Las decisiones del árbitro sacaron de cauce el partido. Tampoco Croacia supo cómo resolverlo. Francia la vampirizó. Le fue sacando la sangre hasta agotarla. Luka Modric, elegido el mejor futbolista del Mundial, el balón de oro, conducía con el mismo aplomo de siempre, la pelota circulaba entre los croatas, se abría en la cancha, intervenía Iván Rakitic, pero todo se desembocaba hacia la nada, en la impotencia. Estaban en eso cuando desde el arco de Hugo Lloris, el arquero francés, apareció alguien corriendo. Tenía camisa blanca, corbata, pantalones negros. De pronto, eran cuatro. La policía salió a su búsqueda, el partido se frenó. La invasión se despejó arrastrando a las personas por el césped. Eran integrantes de Pussy Riot, un colectivo punk feminista, opositor a Vladimir Putin. Pussy Riot reivindicó el episodio y puso sus exigencias: libertad a presos políticas, fin de los arrestos durante protestas y que no haya gente en las cárceles sin motivo. Putin miraba desde el palco junto a Gianni Infantino.

Un rato después de la intervención, el partido se resolvió en seis minutos, con los gatillazos de Paul Pogba y Mbappé contra Danijel Subasic, el arquero que fue héroe en las tandas de penales pero que se venció rápido ante los disparos, casi sin estirar los brazos, como desganado. La final sólo continuó con algo de tensión por el error de Hugo Lloris, el arquero francés, que permitió a Mandzukic achicar la diferencia. Francia no fue más que eso. Croacia pudo ser más. La final de los goles no fue la final del gran fútbol.

La Francia de la banlieue, la de los hijos de inmigrantes, igual que en 1998, se quedó con el Mundial 2018. La comanda un francés que adopta modos rioplatenses como Griezmann, la empuja el talento de Mbappé, 19 años, revelación joven del torneo. Mbappé, que nació en los márgenes franceses, hijo de un camerunés y una argelina, refleja los efectos de la inmigración en el fútbol, los años de las colonias francesas. Como Pogbá, que nació en Lagny-sur-Marne, como N’Golo Kanté, que nació en París, como Blaise Matuidi, que nació en Toulouse.
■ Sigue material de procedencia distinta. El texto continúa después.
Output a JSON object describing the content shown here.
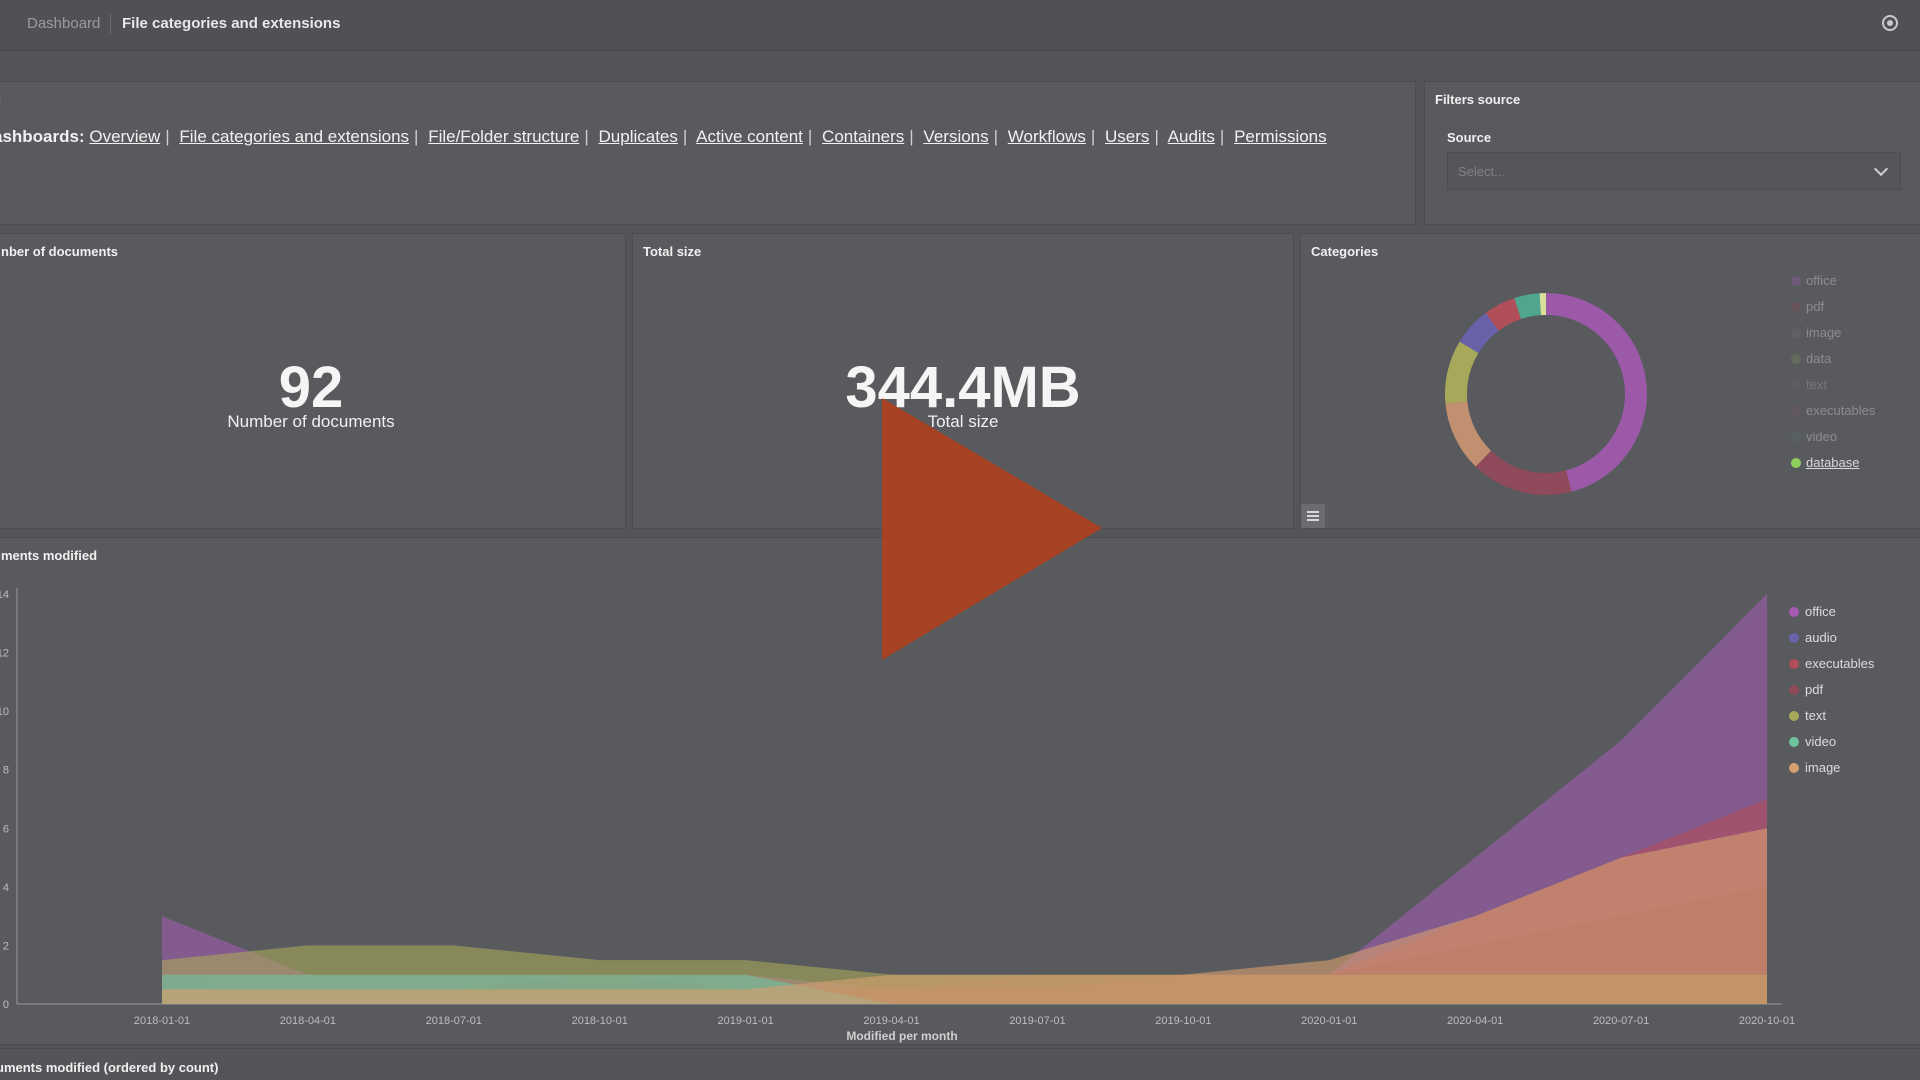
{
  "breadcrumb": {
    "root": "Dashboard",
    "current": "File categories and extensions"
  },
  "menu": {
    "title": "u",
    "lead": "ashboards:",
    "links": [
      "Overview",
      "File categories and extensions",
      "File/Folder structure",
      "Duplicates",
      "Active content",
      "Containers",
      "Versions",
      "Workflows",
      "Users",
      "Audits",
      "Permissions"
    ]
  },
  "filters": {
    "title": "Filters source",
    "source_label": "Source",
    "source_placeholder": "Select..."
  },
  "docs": {
    "title": "nber of documents",
    "value": "92",
    "label": "Number of documents"
  },
  "size": {
    "title": "Total size",
    "value": "344.4MB",
    "label": "Total size"
  },
  "categories": {
    "title": "Categories",
    "legend": [
      "office",
      "pdf",
      "image",
      "data",
      "text",
      "executables",
      "video",
      "database"
    ],
    "colors": [
      "#9b59a8",
      "#8e4a5a",
      "#6e6f73",
      "#7b8a5a",
      "#70716f",
      "#7a5563",
      "#5a6f70",
      "#8fcf5b"
    ]
  },
  "chart_data": [
    {
      "type": "pie",
      "title": "Categories",
      "labels": [
        "office",
        "pdf",
        "image",
        "data",
        "audio",
        "executables",
        "video",
        "database"
      ],
      "values": [
        45,
        16,
        11,
        10,
        6,
        5,
        4,
        1
      ],
      "colors": [
        "#9b59a8",
        "#8e4a5a",
        "#c09070",
        "#a8a85a",
        "#6a62a8",
        "#b04f5a",
        "#4fa58e",
        "#d8e09a"
      ]
    },
    {
      "type": "area",
      "title": "uments modified",
      "xlabel": "Modified per month",
      "ylabel": "",
      "ylim": [
        0,
        14
      ],
      "yticks": [
        0,
        2,
        4,
        6,
        8,
        10,
        12,
        14
      ],
      "x": [
        "2018-01-01",
        "2018-04-01",
        "2018-07-01",
        "2018-10-01",
        "2019-01-01",
        "2019-04-01",
        "2019-07-01",
        "2019-10-01",
        "2020-01-01",
        "2020-04-01",
        "2020-07-01",
        "2020-10-01"
      ],
      "series": [
        {
          "name": "office",
          "color": "#a25bb0",
          "values": [
            3,
            1,
            1,
            1,
            1,
            0.5,
            0.5,
            1,
            1,
            5,
            9,
            14
          ]
        },
        {
          "name": "audio",
          "color": "#6a62a8",
          "values": [
            1,
            0,
            0,
            0,
            0,
            0,
            0,
            0,
            0,
            0,
            0,
            0
          ]
        },
        {
          "name": "executables",
          "color": "#b04f5a",
          "values": [
            0.5,
            0.5,
            0.5,
            0.5,
            0.5,
            0.5,
            0.5,
            1,
            1,
            3,
            5,
            7
          ]
        },
        {
          "name": "pdf",
          "color": "#8e4a5a",
          "values": [
            0.5,
            0.5,
            0.5,
            1,
            0.5,
            0.5,
            1,
            1,
            1,
            2,
            3,
            4
          ]
        },
        {
          "name": "text",
          "color": "#a8a85a",
          "values": [
            1.5,
            2,
            2,
            1.5,
            1.5,
            1,
            1,
            1,
            1,
            1,
            1,
            1
          ]
        },
        {
          "name": "video",
          "color": "#6fc2a0",
          "values": [
            1,
            1,
            1,
            1,
            1,
            0,
            0,
            0,
            0,
            0,
            0,
            0
          ]
        },
        {
          "name": "image",
          "color": "#d8a070",
          "values": [
            0.5,
            0.5,
            0.5,
            0.5,
            0.5,
            1,
            1,
            1,
            1.5,
            3,
            5,
            6
          ]
        }
      ]
    }
  ],
  "bottom": {
    "title": "uments modified (ordered by count)"
  }
}
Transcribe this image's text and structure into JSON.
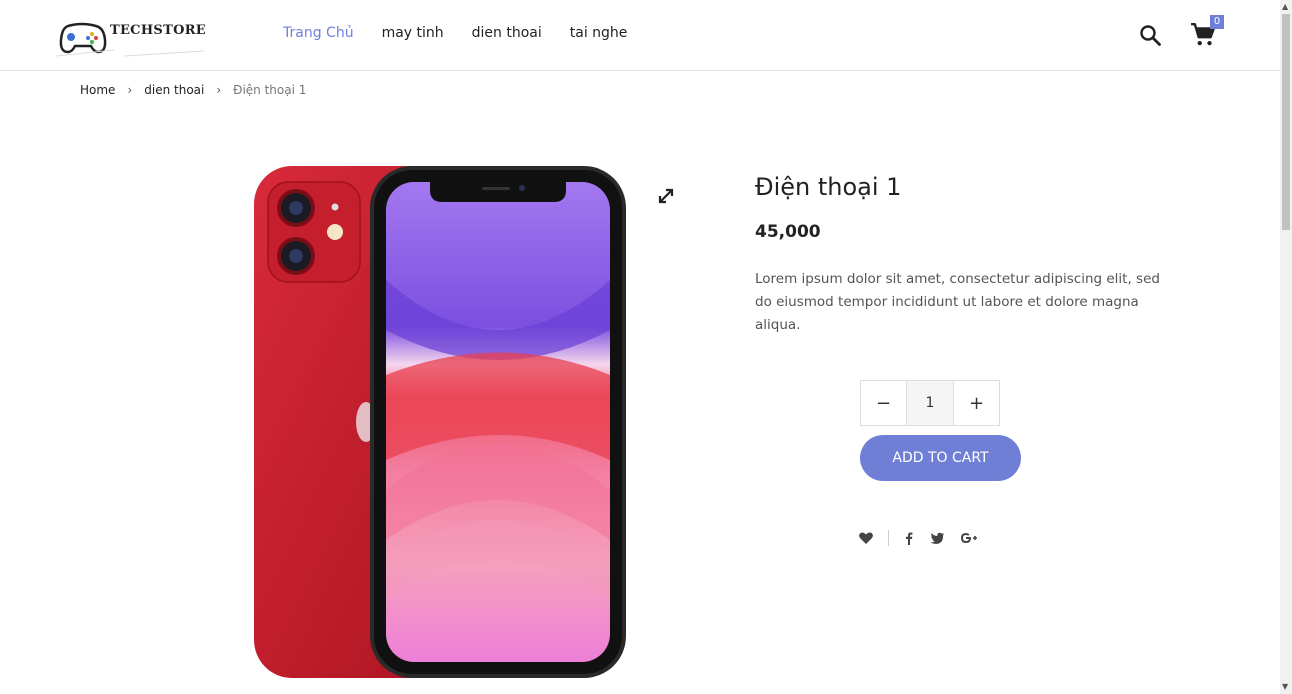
{
  "brand": {
    "name": "TECHSTORE"
  },
  "nav": {
    "items": [
      {
        "label": "Trang Chủ",
        "active": true
      },
      {
        "label": "may tinh",
        "active": false
      },
      {
        "label": "dien thoai",
        "active": false
      },
      {
        "label": "tai nghe",
        "active": false
      }
    ]
  },
  "cart": {
    "count": "0"
  },
  "breadcrumb": {
    "home": "Home",
    "category": "dien thoai",
    "current": "Điện thoại 1"
  },
  "product": {
    "title": "Điện thoại 1",
    "price": "45,000",
    "description": "Lorem ipsum dolor sit amet, consectetur adipiscing elit, sed do eiusmod tempor incididunt ut labore et dolore magna aliqua.",
    "quantity": "1",
    "minus_label": "−",
    "plus_label": "+",
    "add_to_cart_label": "ADD TO CART"
  },
  "colors": {
    "accent": "#6f7fd6",
    "phone_red": "#c8202e"
  },
  "icons": [
    "gamepad-logo-icon",
    "search-icon",
    "cart-icon",
    "expand-icon",
    "heart-icon",
    "facebook-icon",
    "twitter-icon",
    "google-plus-icon"
  ]
}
Después está la hipocresía, la de las políticas de los gobiernos europeos contra los inmigrantes, la de los votantes que hacen crecer a los Le Pen, a las Le Pen.

Griezmann levantó la copa bajo la lluvia torrencial. Había un paraguas y ese paraguas era para Putin. El resto se bañaba bajo la noche de Moscú. Como lo soñó Napoleón, Francia conquistó Rusia. Aunque no lo soñaba con fútbol. Desde afuera del Luzniki, entre el agua, explotaban los fuegos artificiales, los papeles dorados, eran bombas que impresionaban, no movían el estadio pero lo hacían temblar. Los franceses celebraban, escuchaban a Marc Anthony. Para los demás, para los que todavía están, pero también para los que hace rato que no están, sólo quedaba un cartel. Nos vemos en Qatar, decía.